Today's question comes from Scott W.:

I have an AS/400 application that does all the processing and holds the data in DB2 tables and data is changing by the second. There is a need to access this data on a frequent basis via a web page by our customers. The AS/400 does have web-serving capabilities but does not do well with interactive processes.

My thought is pull this data into a SQL table and let IIS handle the web requests thus freeing up the AS/400 from web processing.

Is there a way to automatically update a SQL table from an external ODBC compliant database? If so what would be the best way to automatically do this (every X minutes) so that users don't get errors while trying to view a page on a SQL table that is being updated? Is Access a better choice for this instead of SQL? The Number of records will be roughly 2,000.

Thanks for any input.

--Scott W.

Scott,

Let me just begin by saying that this question has my three least favorite topics in it:

    1) AS/400's
    2) cross-platform replication
    3) Microsoft Access

I'm not sure what I did to deserve this, but here goes! ;)
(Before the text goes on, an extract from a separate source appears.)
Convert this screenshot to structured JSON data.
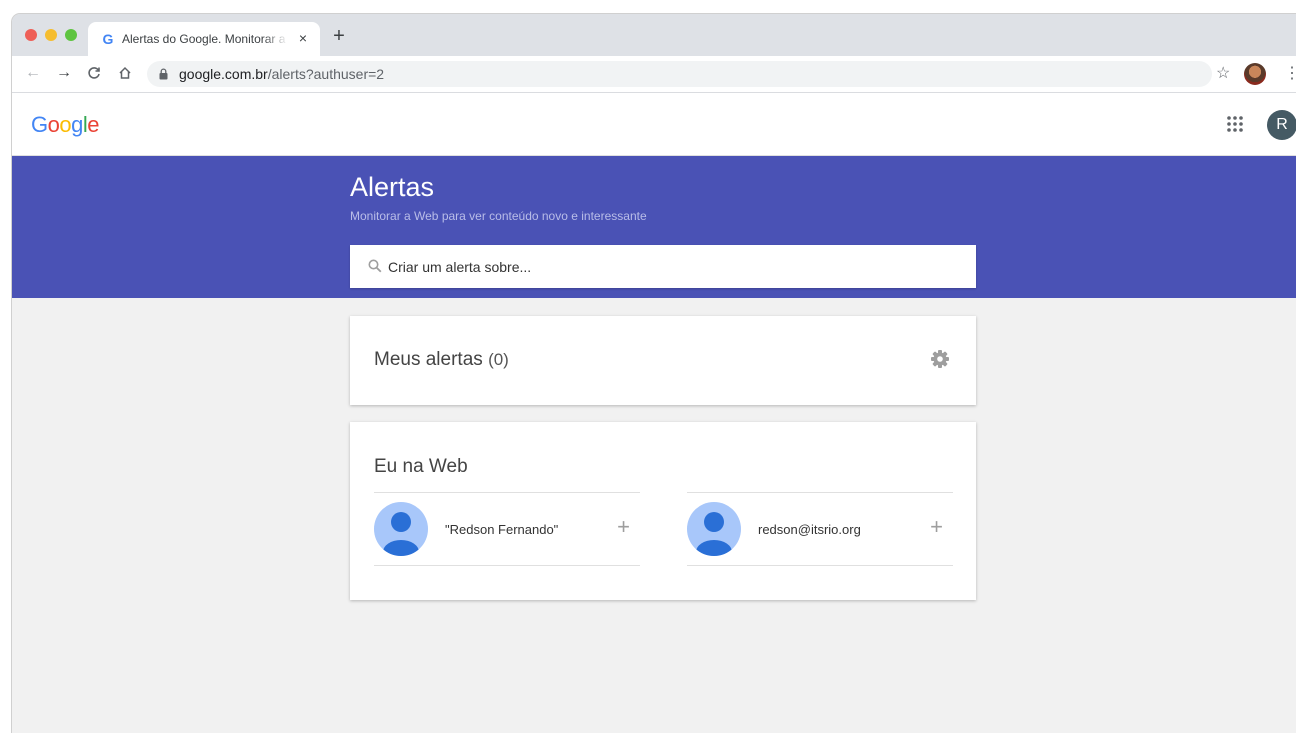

My thought is pull this data into a SQL table and let IIS handle the web requests thus freeing up the AS/400 from web processing.

Yep, this is a pretty good way to do it.

Just out of curiosity, have you tried the web serving on the /400? I'm curous as to what kind of performance you're getting. How much web traffic are you taking (simultaneous connections)?

Is there a way to automatically update a SQL table from an external ODBC compliant database? If so what would be the best way to automatically do this (every X minutes) so that users don't get errors while trying to view a page on a SQL table that is being updated?

You have two different problems here:

    1) sucking the data off of the AS/400 without causing concurrency problems, and
    2) processing the data changes without causing concurrency problems.

Let's look at problem #1 first...
You didn't mention which version of SQL Server you're using, so I'm going to assume SQL 7.0. If you have your heart set on the ODBC drivers, then you can use a DTS (data transformation services) package to pull data off of the /400 into a table on SQL Server. You're going to want to set up a "data pump task" between the /400 data source and the SQL data source.

If you can find an OLEDB driver for the /400 (not sure if it also works with DB/2, but SNA Server now ships with an OLEDB driver that will read VSAM files), then you may be able to set up a linked server (again, SQL 7.0) and pull the data out that way. I prefer this method, because I've found DTS to be a bit flaky.

You'll want to check closely to make sure that whatever you do to pull the data doesn't cause locking problems for your AS/400 application.

Okay, on to #2...
assuming that you have a tablefull of data from the /400, you can process it a couple of ways:

    1) delete and re-insert into the production table (the one hit from the web table)
    2) incrementally update the records in the production table based on the imported data

Given the fact that you have 2000 records that you're refreshing, I'd try option #1 first. SQL server shouldn't even blink with that amount of data, so your impact on concurrency should be pretty low.

You can then use SQLExecutive (pardon, SQL *Agent* in 7.0) to schedule the data download and refresh.

Is Access a better choice for this instead of SQL? The Number of records will be roughly 2,000.

Ordinarily, I would say "run away screaming from Microsoft Access". However, if you're not expecting much web traffic, and the number of records will stay pretty low, then you can probably get away with using Access. The tricky part, though, would be scheduling the data refresh.